Classical education is often viewed as dull, difficult, and dizzying. The impression is that you need to have your kids reading Latin by age seven while diagramming the same sentence in Greek while simultaneously reading The Illiad.
It’s not really that.
We chose classical education fourteen years ago, but I lost sight of why awhile back and just recently realized that. I wondered if there are many other homeschooling moms out there who either have forgotten what classical education is all about or some who have always misunderstood it.
I thought I’d do a little ‘splaining. See if you notice anything you pegged wrong.
The Big Picture
Classical education’s two primary goals are training a student how to be a good thinker and then teaching that student to explain and defend his opinions and decisions. In the Christian classical education home, this means that a student should be able to defend their faith by the time they are young adults.
Those are the most important aspects of classical education.
Does this surprise you? Well, it did surprise me when I heard Susan Wise Bauer say it in the session at the THSC Conference titled The Joy of Classical Education (click here for her free outline). It shouldn’t have, though, because I knew this years ago and Paul and I decided those were our two main goals for the academic aspect of our home.
I got bogged down in the minutia though. You know, the subjects, the curriculum choosing, the books, the daily schedule… everything.
Honestly, the brush strokes that make up the classical education picture are pretty stinkin’ daunting and when you have more than two students in your homeschool (at least for me… adding the third was a doozy), there are a lot of brush strokes. More on that in a minute.
The Frame of the Picture
The method of the classical education philosophy is tried and true. Seriously. Thousands of years proves that.

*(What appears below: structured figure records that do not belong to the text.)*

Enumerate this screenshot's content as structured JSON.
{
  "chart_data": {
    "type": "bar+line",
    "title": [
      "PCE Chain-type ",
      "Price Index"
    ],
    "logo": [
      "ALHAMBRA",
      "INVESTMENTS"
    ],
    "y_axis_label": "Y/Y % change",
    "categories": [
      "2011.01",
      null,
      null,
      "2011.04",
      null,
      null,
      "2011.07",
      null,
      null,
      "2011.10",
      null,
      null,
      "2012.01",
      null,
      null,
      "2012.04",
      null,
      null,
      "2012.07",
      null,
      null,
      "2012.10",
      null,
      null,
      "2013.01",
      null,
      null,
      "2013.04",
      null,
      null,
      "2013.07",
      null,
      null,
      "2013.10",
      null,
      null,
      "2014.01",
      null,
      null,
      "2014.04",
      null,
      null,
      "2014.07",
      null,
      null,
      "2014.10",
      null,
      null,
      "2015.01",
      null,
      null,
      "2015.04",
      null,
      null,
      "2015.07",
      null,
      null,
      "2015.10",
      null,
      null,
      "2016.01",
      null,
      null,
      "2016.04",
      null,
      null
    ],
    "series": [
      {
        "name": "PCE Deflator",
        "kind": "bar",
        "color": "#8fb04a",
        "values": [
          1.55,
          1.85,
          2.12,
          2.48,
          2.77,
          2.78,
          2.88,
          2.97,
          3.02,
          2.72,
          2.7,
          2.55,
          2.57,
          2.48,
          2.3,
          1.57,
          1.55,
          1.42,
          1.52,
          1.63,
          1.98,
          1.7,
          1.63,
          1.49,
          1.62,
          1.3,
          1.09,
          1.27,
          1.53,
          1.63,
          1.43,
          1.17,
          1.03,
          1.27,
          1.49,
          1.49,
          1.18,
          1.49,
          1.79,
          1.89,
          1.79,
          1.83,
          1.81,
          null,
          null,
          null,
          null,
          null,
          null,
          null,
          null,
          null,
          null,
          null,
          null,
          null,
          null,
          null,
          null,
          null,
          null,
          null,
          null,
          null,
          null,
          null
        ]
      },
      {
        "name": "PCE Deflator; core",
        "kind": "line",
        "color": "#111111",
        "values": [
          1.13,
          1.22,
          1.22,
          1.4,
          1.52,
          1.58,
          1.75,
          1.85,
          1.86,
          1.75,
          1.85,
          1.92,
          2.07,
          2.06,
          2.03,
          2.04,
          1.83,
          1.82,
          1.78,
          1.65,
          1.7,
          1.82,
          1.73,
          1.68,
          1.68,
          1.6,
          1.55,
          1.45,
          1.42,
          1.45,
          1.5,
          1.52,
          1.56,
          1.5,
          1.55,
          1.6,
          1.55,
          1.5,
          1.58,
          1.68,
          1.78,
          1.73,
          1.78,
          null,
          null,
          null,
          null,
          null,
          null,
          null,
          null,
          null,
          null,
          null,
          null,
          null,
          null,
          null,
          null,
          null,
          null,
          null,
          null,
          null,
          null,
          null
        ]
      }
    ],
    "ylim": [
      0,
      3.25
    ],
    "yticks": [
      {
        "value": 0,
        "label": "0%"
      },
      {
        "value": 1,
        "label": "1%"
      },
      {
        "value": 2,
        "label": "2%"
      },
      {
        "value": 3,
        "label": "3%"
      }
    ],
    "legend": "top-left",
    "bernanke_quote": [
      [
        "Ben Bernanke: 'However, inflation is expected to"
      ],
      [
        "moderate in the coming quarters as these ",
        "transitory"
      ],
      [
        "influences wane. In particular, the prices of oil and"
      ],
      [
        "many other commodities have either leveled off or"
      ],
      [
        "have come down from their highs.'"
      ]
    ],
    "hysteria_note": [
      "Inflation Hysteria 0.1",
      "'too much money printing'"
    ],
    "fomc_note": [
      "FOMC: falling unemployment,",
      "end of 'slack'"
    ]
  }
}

Something tried and true within the overwhelming array of choices as far as educational philosophies and methods was very appealing to me when starting out (and it still is!).
There are important parts of the tried and true that made complete sense to us. I immediately and especially appreciated a method that recognized stages of development in a child’s life and tasks to focus on that were appropriate for that stage. Making the most of each stage appealed to me.
Honestly, though, it was one of the things I had started doing wrong because I lost sight of the big picture. Turns out that if you forget the big picture, you can do the little parts of it wrong. That makes sense, though, right? Kinda like if you forget what the final entree is supposed to be like, you could add wrong ingredients without catching on until you take a bite.
Here are the very basics of the basics:
The trivium: grammar, logic, and rhetoric stages. These stages build on one another. First, input of information (grammar), next development of evaluation skills (logic) , finally choosing and defending a stance (rhetoric).
Language full: lots and lots of language, mostly through well written books, throughout all of a child’s education
Real books (living books & original sources): these are books that are written by someone very familiar with the topic; well written materials with relevance
Memorizing: self explanatory, no?
Repeated history cycles: a four year cycle where history is broken into segments, studied again and again (typically 2-3 times from K-12) at different depths (since in the grammar stage, it’s mostly facts and not until the rhetoric stage that evaluation of the events/people takes place)
The Brushstrokes within the Big Picture
So… before I talk about the brush strokes within the picture, I want you to remember what’s most important, ok? (becoming a good thinker and growing in communication abilities to defend themselves in all areas) When too many brush strokes enter the canvas, you can lose the big picture.
The brush strokes are the subjects: math, grammar, literature, science, spelling, history, and languages. This where most people get lost. They lose sight and allow others (books, magazines, people, blogs, etc) to become stumbling blocks: causing them to feel like they have to keep piling it on … “more is better!”
This can be very overwhelming for a homeschooling mom.
Here are two things I’ve just recently learned, though:
- Stick to the plan that is appropriate for the stages.
- More is not better.
Keeping things simpler (there is a difference between challenging and over doing) makes it easier to learn. And to teach.
Yes, teach the major subjects. Yes, enjoy many good books. Yes, cycle through history. BUT do it in a way, with a curriculum and a plan, that allows you to keep your focus right… so the big picture is achieved.
That is still just as much a classical education as one that starts Greek at age seven.
Classical education is not just for brainiacs. It’s for those who want to cultivate a strong and logical thinker!